Indonesia is grappling with record cases, Malaysia is extending its lockdown, and Thailand has announced new restrictions. Spain and Portugal imposed travel restrictions on unvaccinated British travelers.
“The outlook for politics in general and the US in particular, both fiscal and monetary, is the most relevant factor in the mind of the market right now rather than the spread of the Delta variant,” said James Athey, Director of Investments at Aberdeen Standard Investments.
“It may well turn out to be naive or complacent.”
Markets will watch the US jobs report for June on Friday, with economists polled by Reuters expecting a gain of 690,000 jobs this month, up from 559,000 in May.
Richmond Federal Reserve Chairman Thomas Barkin said on Monday that the US central bank had made “further substantial progress” towards its inflation target in order to start reducing its asset purchases.
These comments and anticipation of a strong jobs report lead investors to believe that the Fed will move forward on its interest rate hike schedule.
“Inflation is already much higher than what the Fed had anticipated, so it is really the pace of improvement in the labor market which outpaces all other indicators in terms of when the Fed will feel comfortable. to signal the start of the reduction, ”said Ray Attrill, head of foreign exchange strategy at National Australia Bank in Sydney.
On Wall Street, the Dow Jones Industrial Average lost 6.68 points, or 0.02%, the S&P 500 lost 3.05 points, or 0.07%, and the Nasdaq Composite added 3.44 points, or 0.02%.
The German DAX added 1%, rising after data showed a slowdown in annual consumer price inflation in Germany in June. The 2.1% reading was still above the European Central Bank’s target of nearly but below 2%.
Yields on benchmark 10-year U.S. Treasuries last fell 1/32, to yield 1.4799%, from 1.478%.
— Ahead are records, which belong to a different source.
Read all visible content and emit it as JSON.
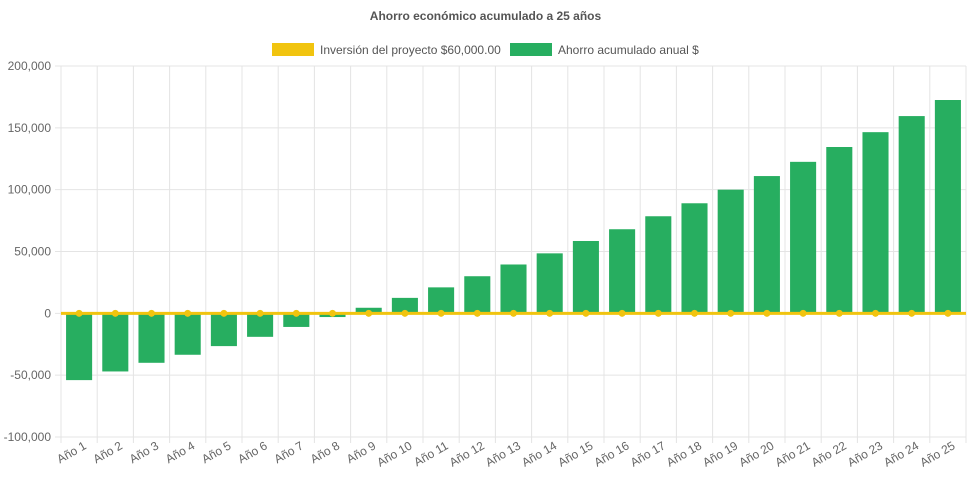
{
  "chart_data": {
    "type": "bar",
    "title": "Ahorro económico acumulado a 25 años",
    "legend_position": "top",
    "grid": true,
    "categories": [
      "Año 1",
      "Año 2",
      "Año 3",
      "Año 4",
      "Año 5",
      "Año 6",
      "Año 7",
      "Año 8",
      "Año 9",
      "Año 10",
      "Año 11",
      "Año 12",
      "Año 13",
      "Año 14",
      "Año 15",
      "Año 16",
      "Año 17",
      "Año 18",
      "Año 19",
      "Año 20",
      "Año 21",
      "Año 22",
      "Año 23",
      "Año 24",
      "Año 25"
    ],
    "ylim": [
      -100000,
      200000
    ],
    "yticks": [
      200000,
      150000,
      100000,
      50000,
      0,
      -50000,
      -100000
    ],
    "ytick_labels": [
      "200,000",
      "150,000",
      "100,000",
      "50,000",
      "0",
      "-50,000",
      "-100,000"
    ],
    "series": [
      {
        "name": "Inversión del proyecto $60,000.00",
        "type": "line",
        "color": "#f1c40f",
        "values": [
          0,
          0,
          0,
          0,
          0,
          0,
          0,
          0,
          0,
          0,
          0,
          0,
          0,
          0,
          0,
          0,
          0,
          0,
          0,
          0,
          0,
          0,
          0,
          0,
          0
        ]
      },
      {
        "name": "Ahorro acumulado anual $",
        "type": "bar",
        "color": "#27ae60",
        "values": [
          -54000,
          -47000,
          -40000,
          -33500,
          -26500,
          -19000,
          -11000,
          -3000,
          4500,
          12500,
          21000,
          30000,
          39500,
          48500,
          58500,
          68000,
          78500,
          89000,
          100000,
          111000,
          122500,
          134500,
          146500,
          159500,
          172500
        ]
      }
    ]
  }
}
The yield on German 10-year bonds rose 1 basis point to -0.173%.
The US dollar hit a one-week high. The dollar index, which tracks the greenback against a basket of six currencies, rose 0.192%, with the euro down 0.2% to $ 1.19.
Sterling was last at $ 1.3848, down 0.25%. The Australian dollar, seen as a liquid indicator of risk appetite, lost 0.70% against the greenback at $ 0.751.
Oil prices rose as hopes for a recovery in demand persisted despite further outbreaks of the Delta variant.
Brent crude futures were up 8 cents, or 0.11%, and US crude was up 7 cents, or 0.10%.
Spot gold fell 0.8% to $ 1,764.92 an ounce. US gold futures fell 0.97% to $ 1,762.60 an ounce.